Colorectal cancer is the second leading cause of cancer deaths worldwide, with a 5-year relative survival of 14% in patients with metastatic colorectal cancer (mCRC). Patients with BRAF V600E mutations, which occur in ∼10%-15% of patients with mCRC, have a poorer prognosis compared with those with wild-type BRAF tumours. The combination of the BRAF inhibitor encorafenib with the epidermal growth factor receptor inhibitor cetuximab currently represents the only chemotherapy-free targeted therapy approved in the USA and Europe for previously treated patients with BRAF V600E-mutated mCRC. As a class, BRAF inhibitors are associated with dermatologic, gastrointestinal, and renal events, as well as pyrexia and secondary skin malignancies. Adverse event (AE) profiles of specific BRAF inhibitors vary, however, and are affected by the specific agents given in combination. In patients with mCRC, commonly reported AEs of cetuximab monotherapy include infusion reactions and dermatologic toxicities. Data from the phase III BEACON CRC study indicate that the combination of encorafenib with cetuximab has a distinct safety profile. Here we review the most frequently reported AEs that occurred with this combination in BEACON CRC and best practices for managing and mitigating AEs that require more than standard supportive care.

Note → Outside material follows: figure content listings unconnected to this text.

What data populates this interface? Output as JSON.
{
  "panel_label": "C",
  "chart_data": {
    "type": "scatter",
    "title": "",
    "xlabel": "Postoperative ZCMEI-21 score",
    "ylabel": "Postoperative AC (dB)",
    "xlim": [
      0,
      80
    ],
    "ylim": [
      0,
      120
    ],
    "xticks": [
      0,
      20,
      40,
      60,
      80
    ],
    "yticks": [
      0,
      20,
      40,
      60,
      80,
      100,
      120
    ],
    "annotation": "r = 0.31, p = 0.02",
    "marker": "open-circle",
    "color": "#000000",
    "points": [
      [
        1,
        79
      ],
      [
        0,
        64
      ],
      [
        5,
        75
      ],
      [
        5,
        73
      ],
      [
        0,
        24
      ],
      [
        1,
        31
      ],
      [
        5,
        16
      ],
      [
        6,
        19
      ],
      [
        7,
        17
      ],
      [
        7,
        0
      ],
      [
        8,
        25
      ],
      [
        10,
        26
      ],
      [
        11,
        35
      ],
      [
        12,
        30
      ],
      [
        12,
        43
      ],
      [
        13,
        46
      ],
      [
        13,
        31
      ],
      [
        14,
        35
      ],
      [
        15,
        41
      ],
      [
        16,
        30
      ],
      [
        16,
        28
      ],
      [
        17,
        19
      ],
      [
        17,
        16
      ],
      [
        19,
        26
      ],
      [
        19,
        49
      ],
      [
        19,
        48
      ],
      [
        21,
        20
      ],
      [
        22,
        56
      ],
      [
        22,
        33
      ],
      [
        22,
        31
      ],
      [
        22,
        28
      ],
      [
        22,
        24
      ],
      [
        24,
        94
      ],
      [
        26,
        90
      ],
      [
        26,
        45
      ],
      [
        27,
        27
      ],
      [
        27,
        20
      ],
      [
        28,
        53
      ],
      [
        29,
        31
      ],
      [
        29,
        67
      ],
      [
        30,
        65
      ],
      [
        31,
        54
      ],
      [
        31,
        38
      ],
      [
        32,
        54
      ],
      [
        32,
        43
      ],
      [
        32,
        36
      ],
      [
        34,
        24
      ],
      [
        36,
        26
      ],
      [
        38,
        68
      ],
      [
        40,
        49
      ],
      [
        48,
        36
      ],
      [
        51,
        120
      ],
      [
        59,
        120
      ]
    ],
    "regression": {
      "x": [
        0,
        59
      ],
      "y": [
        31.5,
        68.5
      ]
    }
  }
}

Highlights • Encorafenib + cetuximab has a distinct safety profile in patients with BRAF V600E-mutated metastatic colorectal cancer. • Effective management strategies can mitigate the impact of AEs, prolonging treatment duration and benefits. • We provide guidance on managing gastrointestinal, skin, and renal AEs. • Specific guidance is given for the management of arthralgia, myalgia, fatigue, asthenia, headache, and pyrexia.